Neuf mois à porter la vie, à prêter son corps, ses forces et son sang pour mettre au monde un chef-d'œuvre de chair. Neuf mois de promesses silencieuses, suivis d'une vie entière de dévotion. Elle a tout donné : ses nuits blanches, ses sacrifices invisibles, ses prières et ses larmes de fatigue. Cet enfant, c'était le sang de son sang, la prunelle de ses yeux, un projet d'amour pur qu'elle a porté à bout de bras à travers les tempêtes de l'existence, lui offrant toujours un rempart, un soutien infaillible, une main tendue sans jamais rien demander en retour.
Et aujourd'hui ?
Regardez-la. Elle est assise seule dans sa cuisine, au milieu d'un silence à crever le cœur. Les années ont passé, l'heure de la retraite a sonné, et les murs de sa maison semblent s'être resserrés sur sa solitude. C'est la fête des mères. Le calendrier affiche la date en lettres d'or, mais sur la table, le téléphone reste muet, noir, éteint. Pas un appel. Pas un message. Pas même un mot machinal écrit à la hâte sur un écran. Rien. Un vide abyssal.

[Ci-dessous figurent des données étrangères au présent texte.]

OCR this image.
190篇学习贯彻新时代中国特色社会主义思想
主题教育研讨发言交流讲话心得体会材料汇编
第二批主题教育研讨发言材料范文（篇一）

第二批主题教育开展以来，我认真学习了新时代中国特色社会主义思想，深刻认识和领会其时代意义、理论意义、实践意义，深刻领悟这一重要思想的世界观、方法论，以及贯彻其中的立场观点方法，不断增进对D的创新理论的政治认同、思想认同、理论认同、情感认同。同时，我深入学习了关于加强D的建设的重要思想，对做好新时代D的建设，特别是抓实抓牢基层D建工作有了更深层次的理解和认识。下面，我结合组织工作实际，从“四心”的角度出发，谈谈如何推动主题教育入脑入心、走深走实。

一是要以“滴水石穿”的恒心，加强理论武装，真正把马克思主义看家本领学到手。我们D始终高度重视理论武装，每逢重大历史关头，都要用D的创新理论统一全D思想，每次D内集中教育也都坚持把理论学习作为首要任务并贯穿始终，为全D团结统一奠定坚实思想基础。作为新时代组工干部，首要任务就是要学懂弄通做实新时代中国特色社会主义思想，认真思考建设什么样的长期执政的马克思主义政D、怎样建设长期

Son amour n'a pas seulement élevé un enfant ; il a nourri un monstre d'égoïsme. Elle a fabriqué un ingrat qui l'a reniée, un lâche qui a effacé de sa mémoire celle qui lui a tout appris, jusqu'à son premier souffle. Pendant qu'il vit sa vie ailleurs, indifférent et superbe, elle pleure ses larmes amères sur la nappe en toile cirée. L'ingratitude d'un fils est un poison lent, un crachat sur chaque seconde de dévouement que cette mère lui a consacrée. C'est le deuil d'un enfant qui est pourtant bien vivant, mais dont l'âme est morte à la gratitude. Honte à ceux qui oublient d'où ils viennent.